With a bit of application and some thought Sri Lanka managed to pass 120 in an innings for the first time in the two test matches of this three game series but it still wasn’t enough to save them from another heavy defeat.
The visitor’s second innings at Chester-le-Street lasted longer than their previous three knocks added together by a few overs while racking up 164 more runs than the previous three, again, combined.
And yet they still let Anderson get another five for. The first time he’s managed more than two in a series in his England career, 115 tests.
It’s a shame that they are dumped up North in a the cold spring with little or no chance to acclimatise, no warm up matches to speak of. Almost like the old days when they were given one game at the Oval at the end of the summer.

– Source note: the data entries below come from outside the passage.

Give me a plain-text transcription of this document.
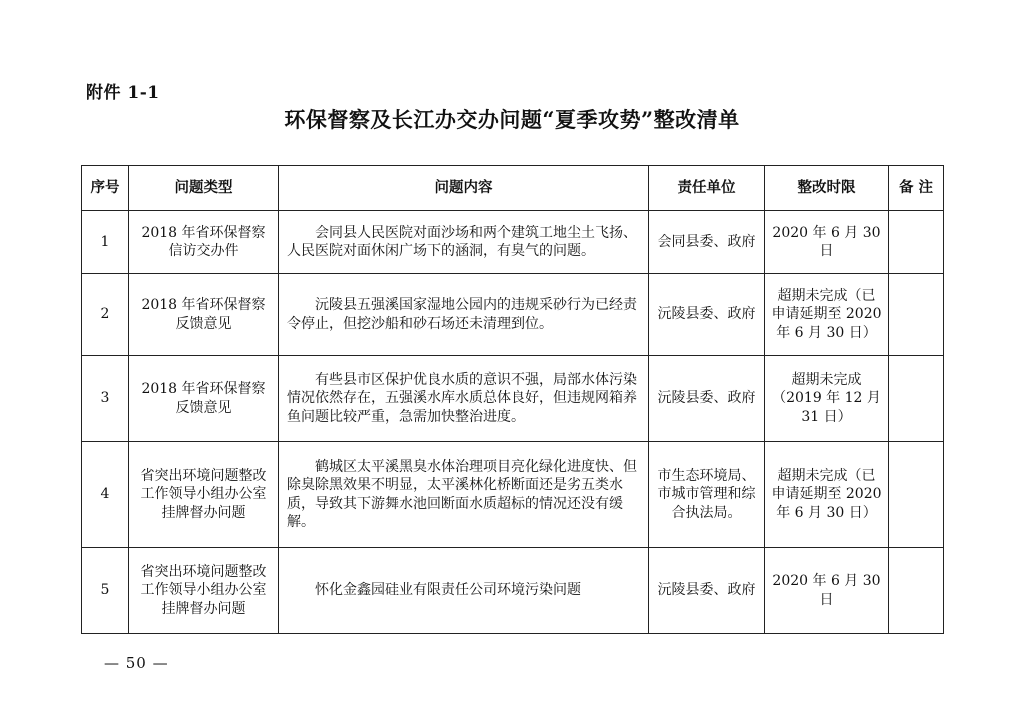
附件 1-1
环保督察及长江办交办问题“夏季攻势”整改清单
序号	问题类型	问题内容	责任单位	整改时限	备 注
1	2018 年省环保督察信访交办件	会同县人民医院对面沙场和两个建筑工地尘土飞扬、人民医院对面休闲广场下的涵洞，有臭气的问题。	会同县委、政府	2020 年 6 月 30 日	
2	2018 年省环保督察反馈意见	沅陵县五强溪国家湿地公园内的违规采砂行为已经责令停止，但挖沙船和砂石场还未清理到位。	沅陵县委、政府	超期未完成（已申请延期至 2020 年 6 月 30 日）	
3	2018 年省环保督察反馈意见	有些县市区保护优良水质的意识不强，局部水体污染情况依然存在，五强溪水库水质总体良好，但违规网箱养鱼问题比较严重，急需加快整治进度。	沅陵县委、政府	超期未完成（2019 年 12 月 31 日）	
4	省突出环境问题整改工作领导小组办公室挂牌督办问题	鹤城区太平溪黑臭水体治理项目亮化绿化进度快、但除臭除黑效果不明显，太平溪林化桥断面还是劣五类水质，导致其下游舞水池回断面水质超标的情况还没有缓解。	市生态环境局、市城市管理和综合执法局。	超期未完成（已申请延期至 2020 年 6 月 30 日）	
5	省突出环境问题整改工作领导小组办公室挂牌督办问题	怀化金鑫园硅业有限责任公司环境污染问题	沅陵县委、政府	2020 年 6 月 30 日	
— 50 —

You do hope this set of youngsters can get back to the level of the Sri Lanakans over the last couple of decades when they’ve played some good stuff with some excellent cricketers, from the days of Ranatunga and de Silva, through Jayasuriya, Jayawardene, Vaas, Dilshan, Sangakkara etc. Though of course you can never understand why Chaminda Vaas’ record in English conditions was so poor but then if he couldn’t do it in the cold early season here then it’s no surprise the modern day team struggle.
It was good that Cook finally got past the nervous nine thousand, nine hundred and nineties. The youngest to pass the 10,000 run mark, always good when you beat a Tendulkar record. Of the 12 that have reached that mark he might have the lowest average but he along with the man just ahead of him in 11th, Sunil Gavaskar, are the only real openers on the list, so did it the hard way.